Erasure coding topology replacement process

When replacing an erasure coding topology, you don't need to wait for the old topology to finish retiring before you create the new topology. During the replacement process, the Geo-distributed Erasure Coding service on each system in the retiring topology determines what to do with each object affected by that topology based on:

The current state of the object on the system (full copy or chunk).

The state the object should be in with the new topology. (Until you create the new topology, the object is subject to whole-object protection.)

The requirement that the object always be protected against a single system failure.

During the topology replacement process, the Geo-distributed Erasure Coding service on any given system in the retiring topology can take any of these actions on an object:

If the system is part of the new topology:

oReduce a full copy of the object data to the chunk for the new topology

oReplace an existing chunk for the object with the chunk for the new topology

oRestore an existing chunk for the object to a full copy of the object data and, some time later, reduce the full copy to the chunk for the new topology

oRestore an existing chunk for the object to a full copy of the object data and, if the object is smaller than the minimum size for erasure coding with the new topology, leave the full copy as is

oMake no change if the existing full copy of the object data or chunk for the object is the same as it should be with the new topology

If the system is not part of the new topology but should contain data for the object, restore an existing chunk for the object to a full copy of the object data

Regardless of whether the system is part of the new topology:

oDelete the existing chunk or full copy of the object data if the system should not contain data for the object (that is, the object should be metadata-only).

oCompletely delete the object (that is, delete both the data and metadata for the object).

During the topology replacement process, the Geo-distributed Erasure Coding service deletes an object only on detecting that the object has been deleted on another system in the retiring topology. The service can delete the object even if replication is paused on the link over which the service detected the deletion.
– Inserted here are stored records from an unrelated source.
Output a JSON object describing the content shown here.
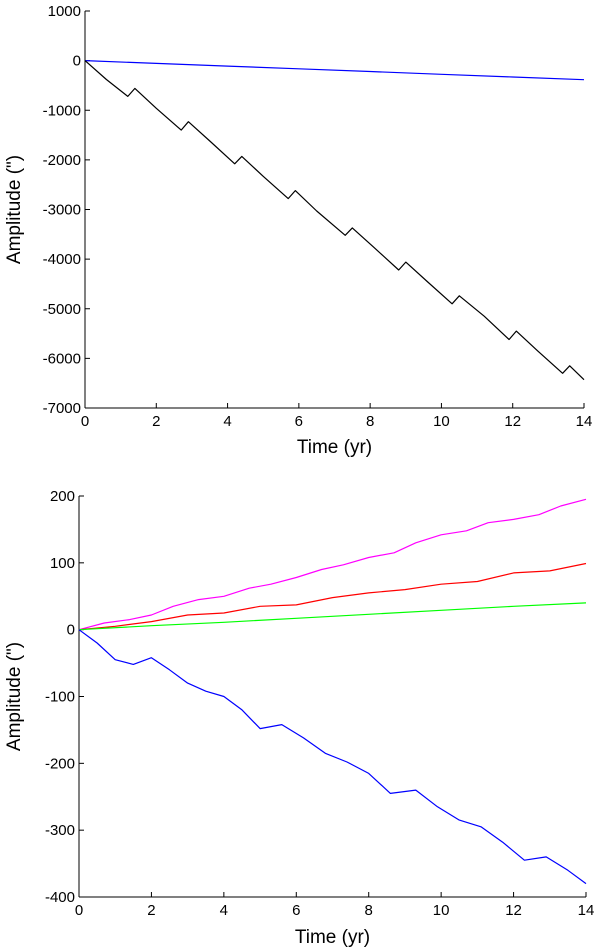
{
  "chart_data": [
    {
      "type": "line",
      "xlabel": "Time (yr)",
      "ylabel": "Amplitude (\")",
      "xlim": [
        0,
        14
      ],
      "ylim": [
        -7000,
        1000
      ],
      "xticks": [
        0,
        2,
        4,
        6,
        8,
        10,
        12,
        14
      ],
      "yticks": [
        1000,
        0,
        -1000,
        -2000,
        -3000,
        -4000,
        -5000,
        -6000,
        -7000
      ],
      "grid": false,
      "series": [
        {
          "color": "#0000ff",
          "x": [
            0,
            2,
            4,
            6,
            8,
            10,
            12,
            14
          ],
          "y": [
            0,
            -55,
            -110,
            -165,
            -220,
            -275,
            -330,
            -385
          ]
        },
        {
          "color": "#000000",
          "x": [
            0,
            0.6,
            1.2,
            1.4,
            2.0,
            2.7,
            2.9,
            3.5,
            4.2,
            4.4,
            5.0,
            5.7,
            5.9,
            6.5,
            7.3,
            7.5,
            8.1,
            8.8,
            9.0,
            9.6,
            10.3,
            10.5,
            11.2,
            11.9,
            12.1,
            12.7,
            13.4,
            13.6,
            14.0
          ],
          "y": [
            0,
            -380,
            -720,
            -560,
            -960,
            -1400,
            -1230,
            -1620,
            -2080,
            -1930,
            -2330,
            -2780,
            -2620,
            -3030,
            -3520,
            -3370,
            -3760,
            -4220,
            -4060,
            -4450,
            -4900,
            -4740,
            -5150,
            -5620,
            -5450,
            -5850,
            -6300,
            -6150,
            -6430
          ]
        }
      ]
    },
    {
      "type": "line",
      "xlabel": "Time (yr)",
      "ylabel": "Amplitude (\")",
      "xlim": [
        0,
        14
      ],
      "ylim": [
        -400,
        200
      ],
      "xticks": [
        0,
        2,
        4,
        6,
        8,
        10,
        12,
        14
      ],
      "yticks": [
        200,
        100,
        0,
        -100,
        -200,
        -300,
        -400
      ],
      "grid": false,
      "series": [
        {
          "color": "#ff00ff",
          "x": [
            0,
            0.7,
            1.4,
            2.0,
            2.6,
            3.3,
            4.0,
            4.7,
            5.3,
            6.0,
            6.7,
            7.3,
            8.0,
            8.7,
            9.3,
            10.0,
            10.7,
            11.3,
            12.0,
            12.7,
            13.3,
            14.0
          ],
          "y": [
            0,
            10,
            15,
            22,
            35,
            45,
            50,
            62,
            68,
            78,
            90,
            97,
            108,
            115,
            130,
            142,
            148,
            160,
            165,
            172,
            185,
            195
          ]
        },
        {
          "color": "#ff0000",
          "x": [
            0,
            1,
            2,
            3,
            4,
            5,
            6,
            7,
            8,
            9,
            10,
            11,
            12,
            13,
            14
          ],
          "y": [
            0,
            5,
            12,
            22,
            25,
            35,
            37,
            48,
            55,
            60,
            68,
            72,
            85,
            88,
            99
          ]
        },
        {
          "color": "#00ff00",
          "x": [
            0,
            2,
            4,
            6,
            8,
            10,
            12,
            14
          ],
          "y": [
            0,
            6,
            11,
            17,
            23,
            29,
            35,
            40
          ]
        },
        {
          "color": "#0000ff",
          "x": [
            0,
            0.5,
            1.0,
            1.5,
            2.0,
            2.5,
            3.0,
            3.5,
            4.0,
            4.5,
            5.0,
            5.6,
            6.2,
            6.8,
            7.4,
            8.0,
            8.6,
            9.3,
            9.9,
            10.5,
            11.1,
            11.7,
            12.3,
            12.9,
            13.5,
            14.0
          ],
          "y": [
            0,
            -20,
            -45,
            -52,
            -42,
            -60,
            -80,
            -92,
            -100,
            -120,
            -148,
            -142,
            -162,
            -185,
            -198,
            -215,
            -245,
            -240,
            -265,
            -285,
            -295,
            -318,
            -345,
            -340,
            -360,
            -380
          ]
        }
      ]
    }
  ]
}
For systems that are in both the retiring and new topologies, you cannot predict on which systems the service will try to restore chunks to full copies of object data. Therefore, to facilitate the topology replacement, you should ensure that each system in the topology you're retiring has significantly more free space than the space required for the addition of a full copy of the data for the largest object that was erasure coded.

Systems in the retiring topology that are not also in the new topology must have enough free space to accommodate full copies of the object data for all erasure-coded objects that are not supposed to be metadata-only.

During the topology replacement process, the number of erasure-coded objects for the retiring topology only decreases on each system. However, the total number of erasure-coded objects on each system can increase or decrease unpredictably until the topology replacement is complete.